I don't know much about Solomonoff induction, so I may be wrong about this, but is it not the case that the universal prior only takes into account computable functions which exactly output the sensory data? If that is the case, consider the following scenario:

We have a function F which takes an unbounded natural number N as input and is provably uncomputable for all valid inputs. We have a computable algorithm A which provably outputs lower and upper bounds for F for any valid input. Furthermore, it is provable that no computable algorithm can provably produce tighter bounds on F's output than A (regardless of N). We can see that A outputs the bounds for a closed interval in the set of real numbers. We know that all such intervals (for which the lower and upper bounds are not equal) are uncountable. Now imagine a physical hypercomputer which outputs F(0), then F(1), then F(2), etc. to infinity. No computable algorithm will be able to predict the next symbol output by this hypercomputer, but there will be computable minds capable of recognizing the pattern and so of using A to place stronger bounds on its predictions of future sensory experience than AIXI can.
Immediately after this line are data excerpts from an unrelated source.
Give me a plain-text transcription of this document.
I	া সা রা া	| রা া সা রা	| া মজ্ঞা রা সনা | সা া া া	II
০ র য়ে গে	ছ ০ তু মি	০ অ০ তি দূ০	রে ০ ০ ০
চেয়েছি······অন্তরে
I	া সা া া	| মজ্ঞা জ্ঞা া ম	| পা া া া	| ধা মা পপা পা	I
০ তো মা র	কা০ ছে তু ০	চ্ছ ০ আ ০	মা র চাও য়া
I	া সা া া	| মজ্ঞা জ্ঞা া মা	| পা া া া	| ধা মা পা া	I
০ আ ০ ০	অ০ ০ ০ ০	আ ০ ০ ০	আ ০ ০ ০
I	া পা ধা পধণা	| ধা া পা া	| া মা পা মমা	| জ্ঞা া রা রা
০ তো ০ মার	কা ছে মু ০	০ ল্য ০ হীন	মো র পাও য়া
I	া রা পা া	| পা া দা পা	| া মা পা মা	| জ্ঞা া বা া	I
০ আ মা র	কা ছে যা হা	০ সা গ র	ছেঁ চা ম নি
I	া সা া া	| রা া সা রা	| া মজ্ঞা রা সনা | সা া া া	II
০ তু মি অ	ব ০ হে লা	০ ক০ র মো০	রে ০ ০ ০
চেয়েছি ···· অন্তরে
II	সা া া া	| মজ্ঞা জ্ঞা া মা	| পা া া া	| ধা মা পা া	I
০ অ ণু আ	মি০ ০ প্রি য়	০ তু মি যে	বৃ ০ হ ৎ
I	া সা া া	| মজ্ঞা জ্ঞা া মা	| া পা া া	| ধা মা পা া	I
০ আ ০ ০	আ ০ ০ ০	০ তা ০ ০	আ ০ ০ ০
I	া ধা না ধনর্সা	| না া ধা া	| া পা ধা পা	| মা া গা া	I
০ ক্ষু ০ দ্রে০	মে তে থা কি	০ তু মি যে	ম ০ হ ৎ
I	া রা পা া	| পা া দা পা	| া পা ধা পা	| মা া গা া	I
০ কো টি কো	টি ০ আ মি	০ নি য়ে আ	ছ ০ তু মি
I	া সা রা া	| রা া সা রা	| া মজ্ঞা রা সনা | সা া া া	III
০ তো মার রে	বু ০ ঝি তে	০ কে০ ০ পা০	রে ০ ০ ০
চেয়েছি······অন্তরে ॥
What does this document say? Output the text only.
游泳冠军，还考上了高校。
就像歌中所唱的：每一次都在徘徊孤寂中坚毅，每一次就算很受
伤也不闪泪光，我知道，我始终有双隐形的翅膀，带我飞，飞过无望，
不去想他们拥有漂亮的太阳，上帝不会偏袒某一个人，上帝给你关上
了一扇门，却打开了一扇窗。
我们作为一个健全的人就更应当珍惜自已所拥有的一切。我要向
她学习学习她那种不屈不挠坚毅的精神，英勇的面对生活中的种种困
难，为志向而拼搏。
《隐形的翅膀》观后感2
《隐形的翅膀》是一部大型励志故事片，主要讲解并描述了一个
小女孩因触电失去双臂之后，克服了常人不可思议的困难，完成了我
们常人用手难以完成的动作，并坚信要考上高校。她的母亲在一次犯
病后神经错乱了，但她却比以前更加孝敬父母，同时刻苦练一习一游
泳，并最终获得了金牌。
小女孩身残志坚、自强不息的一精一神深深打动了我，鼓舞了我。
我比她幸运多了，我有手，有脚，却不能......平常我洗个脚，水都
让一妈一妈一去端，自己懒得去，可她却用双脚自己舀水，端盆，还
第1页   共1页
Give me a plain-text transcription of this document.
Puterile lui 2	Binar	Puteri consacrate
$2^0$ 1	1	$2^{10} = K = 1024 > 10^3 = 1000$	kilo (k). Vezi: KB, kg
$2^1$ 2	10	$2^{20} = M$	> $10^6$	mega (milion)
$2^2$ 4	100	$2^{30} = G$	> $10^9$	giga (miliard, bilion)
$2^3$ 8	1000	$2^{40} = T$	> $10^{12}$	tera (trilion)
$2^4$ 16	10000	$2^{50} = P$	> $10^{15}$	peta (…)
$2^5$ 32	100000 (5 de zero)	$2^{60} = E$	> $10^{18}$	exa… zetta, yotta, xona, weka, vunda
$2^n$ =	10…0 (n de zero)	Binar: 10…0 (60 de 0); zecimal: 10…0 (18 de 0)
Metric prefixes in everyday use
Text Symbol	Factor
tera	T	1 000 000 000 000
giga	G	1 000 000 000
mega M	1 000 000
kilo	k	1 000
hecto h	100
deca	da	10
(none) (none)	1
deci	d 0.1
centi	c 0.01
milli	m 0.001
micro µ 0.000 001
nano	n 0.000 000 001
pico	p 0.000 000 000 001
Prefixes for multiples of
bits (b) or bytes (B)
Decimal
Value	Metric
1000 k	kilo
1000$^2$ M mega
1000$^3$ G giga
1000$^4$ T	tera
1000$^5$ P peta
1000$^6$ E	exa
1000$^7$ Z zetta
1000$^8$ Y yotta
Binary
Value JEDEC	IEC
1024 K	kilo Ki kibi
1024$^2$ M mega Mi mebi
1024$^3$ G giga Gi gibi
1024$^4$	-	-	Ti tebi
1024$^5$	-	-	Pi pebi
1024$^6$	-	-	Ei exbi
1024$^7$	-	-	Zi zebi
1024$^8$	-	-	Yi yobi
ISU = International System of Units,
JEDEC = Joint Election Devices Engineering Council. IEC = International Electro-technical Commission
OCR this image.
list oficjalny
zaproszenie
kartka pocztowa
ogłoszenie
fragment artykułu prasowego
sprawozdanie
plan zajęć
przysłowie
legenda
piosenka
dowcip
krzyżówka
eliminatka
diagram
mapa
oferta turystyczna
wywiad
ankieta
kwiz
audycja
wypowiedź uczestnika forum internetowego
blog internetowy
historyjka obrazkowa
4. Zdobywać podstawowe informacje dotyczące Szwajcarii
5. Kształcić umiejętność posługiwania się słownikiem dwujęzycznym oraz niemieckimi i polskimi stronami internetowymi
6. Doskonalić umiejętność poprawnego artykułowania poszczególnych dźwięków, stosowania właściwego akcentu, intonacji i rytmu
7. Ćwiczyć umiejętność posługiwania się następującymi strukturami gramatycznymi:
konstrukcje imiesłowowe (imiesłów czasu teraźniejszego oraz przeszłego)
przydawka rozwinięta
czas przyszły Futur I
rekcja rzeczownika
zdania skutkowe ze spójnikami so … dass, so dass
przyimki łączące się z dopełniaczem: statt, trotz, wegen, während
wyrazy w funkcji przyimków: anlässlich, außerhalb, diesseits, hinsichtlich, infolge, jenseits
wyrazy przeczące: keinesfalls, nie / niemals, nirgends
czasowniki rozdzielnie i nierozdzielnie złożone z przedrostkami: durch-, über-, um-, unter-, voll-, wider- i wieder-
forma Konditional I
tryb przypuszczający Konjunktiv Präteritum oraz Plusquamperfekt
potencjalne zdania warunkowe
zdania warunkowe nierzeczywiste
EDIT: Actually, this scenario might be broken. Specifically, I'm not sure what it physically means to 'output' an uncomputable number, and I think that AIXI's problem dissolves if we limit ourselves to the computable (and thus countable) subsets of the output intervals.

Comment author: Vladimir_Nesov 27 July 2010 10:45:31AM *  0 points [-]

Is there a good exposition of this semantics (more generally, for algorithmic probability)?